Mais me voici devant vous.

J’ai survécu à plusieurs années d’agonie, devenant un exemple de force.

J’avais rêvé du jour où je pourrais voir le chemin de la vie

où je pourrais marcher sur la rue sans avoir à regarder derrière mon épaule.

Capturés et forcés de construire notre propre prison,

affamés, battus, gelés et fatigués,

nous avons souffert pendant des années, puis nous avons été pris.

Mais nous sommes demeurés forts.

Nous avons survécu.

4. Cérémonie d’allumage de bougies

Présidée par la Rév. et la Rabbin Lisa Grushcow, assistées par la Cantor Rona Nadler

Rév. Sanchez. Au cours des prochaines minutes, selon le rite de la communauté juive, nous allons allumer sept bougies en mémoire des six millions de Juifs et du million d’autres victimes de l’Holocauste. Nous nous rappellerons aussi toutes les victimes d’autres tragédies dues à la haine et à l’exclusion, hier et aujourd’hui.

Rabbin Grushcow. Nous faisons un moment de silence pour nous rappeler tous ceux qui ont été conduits à la mort dans les camps d’Auschwitz-Birkenau, Dachau, Treblinka et ailleurs durant l’Holocauste.

Tous. Nous nous rappelons les six millions de Juifs mis à mort durant l’Holocauste.

(Temps de silence)

(Première bougie allumée par Paul Herczeg.)

Rabbin Grushcow. Ils ont vécu avec foi. Pas tous, mais beaucoup. Et, sûrement, plusieurs sont morts avec la foi en Dieu, en la vie, en la bonté que même les flammes ne peuvent détruire. Même là, même là, ces gens chantaient : « Ani ma'amin ... Je crois, avec une foi parfaite, en la venue du Messie et même s’il tarde, je l’attendrai jour après jour ».

Cantor Rona NadlerJe crois – Ani ma'amin

Je crois
Avec une foi parfaite
En la venue du messie, je crois
En la venue du messie, (je) crois
En la venue du messie, je crois
En la venue du messie, (je) crois
Ani ma'amin,
Be'emuna chelema
Beviat hamachiach ani ma'amin
Beviat hamachiach, ma'amin
Beviat hamachiach ani ma'amin
Beviat hamachiach, ma'amin

Rév. Sanchez. Nous nous souvenons aussi de nos frères et de nos sœurs juifs qui portent encore les cicatrices de cet événement horrible, et dont les vies témoignent des ténèbres de ce mal sans précédent.

Tous. Nous nous souvenons de ceux qui ont survécu et trouvé un chemin de vie.

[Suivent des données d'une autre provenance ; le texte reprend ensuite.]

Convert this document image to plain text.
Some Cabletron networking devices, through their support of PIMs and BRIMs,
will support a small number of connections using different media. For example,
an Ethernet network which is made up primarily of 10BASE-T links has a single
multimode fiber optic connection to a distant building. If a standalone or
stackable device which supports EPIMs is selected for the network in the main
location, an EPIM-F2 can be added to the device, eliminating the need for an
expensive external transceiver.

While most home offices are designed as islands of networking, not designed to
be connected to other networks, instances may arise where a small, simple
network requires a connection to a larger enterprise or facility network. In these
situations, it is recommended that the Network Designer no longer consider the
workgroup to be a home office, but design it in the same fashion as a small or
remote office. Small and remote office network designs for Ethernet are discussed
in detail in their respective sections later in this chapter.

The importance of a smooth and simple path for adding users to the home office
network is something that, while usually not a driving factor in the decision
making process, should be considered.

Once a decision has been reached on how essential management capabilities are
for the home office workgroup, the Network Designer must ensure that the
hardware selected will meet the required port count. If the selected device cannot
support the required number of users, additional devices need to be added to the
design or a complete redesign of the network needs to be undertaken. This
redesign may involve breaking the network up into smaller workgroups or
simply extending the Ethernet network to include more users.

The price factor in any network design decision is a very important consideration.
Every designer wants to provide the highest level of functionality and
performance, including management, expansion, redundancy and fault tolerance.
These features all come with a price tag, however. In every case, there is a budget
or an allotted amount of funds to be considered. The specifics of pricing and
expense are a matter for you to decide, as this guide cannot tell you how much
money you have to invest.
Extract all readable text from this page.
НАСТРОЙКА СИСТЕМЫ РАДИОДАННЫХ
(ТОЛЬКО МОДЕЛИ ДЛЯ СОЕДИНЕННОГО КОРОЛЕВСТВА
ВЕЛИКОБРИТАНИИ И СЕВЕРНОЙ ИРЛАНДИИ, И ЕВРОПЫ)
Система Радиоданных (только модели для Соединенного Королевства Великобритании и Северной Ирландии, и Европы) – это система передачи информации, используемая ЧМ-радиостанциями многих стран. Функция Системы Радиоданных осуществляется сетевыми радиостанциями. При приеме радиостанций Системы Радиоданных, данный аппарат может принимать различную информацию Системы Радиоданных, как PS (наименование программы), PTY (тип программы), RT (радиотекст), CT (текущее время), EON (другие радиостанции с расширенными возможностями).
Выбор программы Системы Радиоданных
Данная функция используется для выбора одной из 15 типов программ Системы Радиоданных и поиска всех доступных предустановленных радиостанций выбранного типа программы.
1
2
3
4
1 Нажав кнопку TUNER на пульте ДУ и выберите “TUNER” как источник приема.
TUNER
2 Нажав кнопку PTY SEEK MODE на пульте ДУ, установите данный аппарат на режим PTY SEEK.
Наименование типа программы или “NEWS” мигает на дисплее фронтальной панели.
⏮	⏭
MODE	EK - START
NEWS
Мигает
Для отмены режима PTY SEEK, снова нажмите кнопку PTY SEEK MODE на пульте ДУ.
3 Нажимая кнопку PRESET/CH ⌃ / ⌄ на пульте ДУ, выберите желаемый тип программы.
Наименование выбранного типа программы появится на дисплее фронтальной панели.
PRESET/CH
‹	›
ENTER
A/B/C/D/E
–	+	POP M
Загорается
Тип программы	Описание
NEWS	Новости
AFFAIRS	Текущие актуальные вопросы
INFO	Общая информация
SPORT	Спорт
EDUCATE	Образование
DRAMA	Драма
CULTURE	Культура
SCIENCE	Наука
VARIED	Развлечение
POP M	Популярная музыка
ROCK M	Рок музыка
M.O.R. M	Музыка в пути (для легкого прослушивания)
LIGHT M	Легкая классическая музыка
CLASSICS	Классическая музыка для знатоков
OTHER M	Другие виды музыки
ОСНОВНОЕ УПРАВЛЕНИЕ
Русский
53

(Deuxième bougie allumée par Marsha Levy, membre du DJCM.)

Rabbin Grushcow. Nous nous souvenons aussi de toutes les autres victimes de l’Holocauste, ces personnes, incluant de nombreux Chrétiens, y compris des prêtres et d’autres religieux. Leur foi les a poussés à s’opposer au nazisme.

Rév. Sanchez. Nous nous souvenons aussi de ceux qui ont été tués parce qu’ils étaient différents: handicapés, membres de la communauté tsigane, personnes gaies ou lesbiennes, bisexuelles ou transgenres.

Tous. Nous nous souvenons de ceux qui ont été tués à cause de ce qu’ils étaient, de ceux qu’ils aimaient, ou ce de qu’ils croyaient.

(Troisième bougie allumée par le Maire Denis Coderre.)

Rabbin Grushcow. Nous nous souvenons des gens persécutés à cause de leur origine, de leur culture ou de leur religion, et ce ceux qui sont déplacés ou exilés par la guerre et les conflits ethniques.

Rév. Sanchez. Nous prions spécialement pour les réfugiés et pour ceux qui leur viennent en aide.

Tous. Nous nous souvenons de ceux qui sont victimes de conflits dont ils ne sont pas responsables.

(Quatrième bougie allumée  par le Rév. Stephen Petrie, Officier oecuménique de l’Église anglicane et membre du DJCM.)

Rabbin Grushcow. Nous nous souvenons des Justes des nations et de ceux qui ont risqué leur vie pour sauver les autres durant l’Holocauste.

Rév. Sanchez. Nous honorons tous les croyants, Chrétiens, Juifs et autres qui, au nom de leur foi, travaillent aujourd’hui à promouvoir la compréhension et la réconciliation entre les religions et à renforcer la solidarité entre les personnes.

Tous. Nous nous souvenons de ceux qui, au milieu des ténèbres, ont eu le courage d’apporter de la lumière.

(Cinquième bougie allumée par Daphne Daniel, membre de la Trinity Memorial Church.)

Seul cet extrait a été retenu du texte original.